A dry twig bends back, caught on the coarse fibers of my cloak. “Ow!” Freydis complains as it smacks her, drawing me from my reverie.
“Oops,” I mutter. I’m not used to maneuvering with so many layers; they add an unwieldy girth to my body. Even my hunter’s tunic—an item I’ve sorely missed—was not nearly as heavy as the clothes the Majūs have to wear to brave the cold.
I can’t help but smirk as Freydis edges closer to my back. “You’re okay,” I say coolly. I can feel her nyama as clearly as I can hear every one of her clumsy footsteps; she’s about as comfortable in the forest as I am at the loom.
Maybe we should have waited until dawn to go hunting. In Wagadu, Lisa’s rise offered more safety from predators.

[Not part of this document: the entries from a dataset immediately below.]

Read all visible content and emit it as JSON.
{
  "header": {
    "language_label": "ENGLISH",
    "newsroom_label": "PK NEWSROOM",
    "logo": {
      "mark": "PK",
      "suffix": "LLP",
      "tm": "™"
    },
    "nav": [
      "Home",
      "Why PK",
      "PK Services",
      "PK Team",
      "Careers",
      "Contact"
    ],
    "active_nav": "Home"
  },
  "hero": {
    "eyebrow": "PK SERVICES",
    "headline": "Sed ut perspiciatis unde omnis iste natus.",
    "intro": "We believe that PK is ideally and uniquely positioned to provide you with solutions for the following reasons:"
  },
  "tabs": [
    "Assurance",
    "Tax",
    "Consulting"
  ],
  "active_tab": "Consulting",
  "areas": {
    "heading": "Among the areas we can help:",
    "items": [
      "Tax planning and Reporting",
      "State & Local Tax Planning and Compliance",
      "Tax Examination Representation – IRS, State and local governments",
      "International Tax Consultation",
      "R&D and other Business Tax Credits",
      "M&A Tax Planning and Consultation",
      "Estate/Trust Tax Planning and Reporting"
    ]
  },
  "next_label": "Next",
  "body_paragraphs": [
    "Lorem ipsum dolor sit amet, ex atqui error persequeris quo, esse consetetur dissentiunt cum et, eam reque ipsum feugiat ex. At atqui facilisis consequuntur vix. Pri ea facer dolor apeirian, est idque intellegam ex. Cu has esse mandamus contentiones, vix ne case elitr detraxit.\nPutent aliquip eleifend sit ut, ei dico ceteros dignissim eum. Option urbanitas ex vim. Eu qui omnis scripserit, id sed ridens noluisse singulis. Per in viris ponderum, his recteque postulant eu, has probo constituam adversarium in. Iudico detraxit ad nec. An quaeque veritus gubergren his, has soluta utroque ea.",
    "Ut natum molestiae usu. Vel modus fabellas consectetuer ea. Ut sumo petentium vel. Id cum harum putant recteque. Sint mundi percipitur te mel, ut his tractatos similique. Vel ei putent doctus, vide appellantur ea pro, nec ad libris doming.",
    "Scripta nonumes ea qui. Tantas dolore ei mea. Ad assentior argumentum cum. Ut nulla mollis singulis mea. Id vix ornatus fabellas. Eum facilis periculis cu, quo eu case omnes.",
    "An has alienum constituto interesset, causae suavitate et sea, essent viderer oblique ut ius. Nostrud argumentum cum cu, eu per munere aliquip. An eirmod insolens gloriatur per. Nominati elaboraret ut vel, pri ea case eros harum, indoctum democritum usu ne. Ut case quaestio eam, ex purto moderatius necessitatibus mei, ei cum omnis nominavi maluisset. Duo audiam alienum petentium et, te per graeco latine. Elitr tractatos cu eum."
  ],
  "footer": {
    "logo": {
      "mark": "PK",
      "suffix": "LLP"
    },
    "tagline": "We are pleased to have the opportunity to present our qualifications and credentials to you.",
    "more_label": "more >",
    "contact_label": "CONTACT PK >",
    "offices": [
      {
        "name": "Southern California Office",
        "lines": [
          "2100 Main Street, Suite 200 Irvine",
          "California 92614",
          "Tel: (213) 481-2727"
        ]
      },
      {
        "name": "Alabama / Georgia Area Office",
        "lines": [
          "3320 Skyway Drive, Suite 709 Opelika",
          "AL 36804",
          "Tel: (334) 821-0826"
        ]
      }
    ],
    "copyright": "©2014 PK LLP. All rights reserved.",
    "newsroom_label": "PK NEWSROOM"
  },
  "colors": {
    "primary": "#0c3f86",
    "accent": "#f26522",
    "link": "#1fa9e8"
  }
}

And even though Mawu’s face is supposed to be full and fat in the sky tonight, only a small portion of her light can reach us through the thick canopy; it’s easy to avoid smacking into a trunk but harder to detect any tracks. But Freydis insisted we go in the evening, so we wouldn’t risk running into other hunters. She sent word through Helge that she was feeling unwell and wanted to rest through dinner, so no one will be looking for us until tomorrow.
“Is this your first time outside of the city?” I ask, more to distract her than out of curiosity.
“No, but I don’t get to leave very often. And I never go into the woods…” She pauses, then lowers her voice to a whisper. “Helge once told me there are trolls living in these woods.”
“Trolls?”
“Monsters. Big ones. They eat human children.”
I smother a laugh. “I’m guessing Helge told you this when you were a child?”
“Yes,” she says soberly, completely missing my point. I’m suddenly overcome by the urge to whip around and shake her, just to frighten her further. As amusing as it would be, she’d probably scream loud enough to scatter all the prey for miles around.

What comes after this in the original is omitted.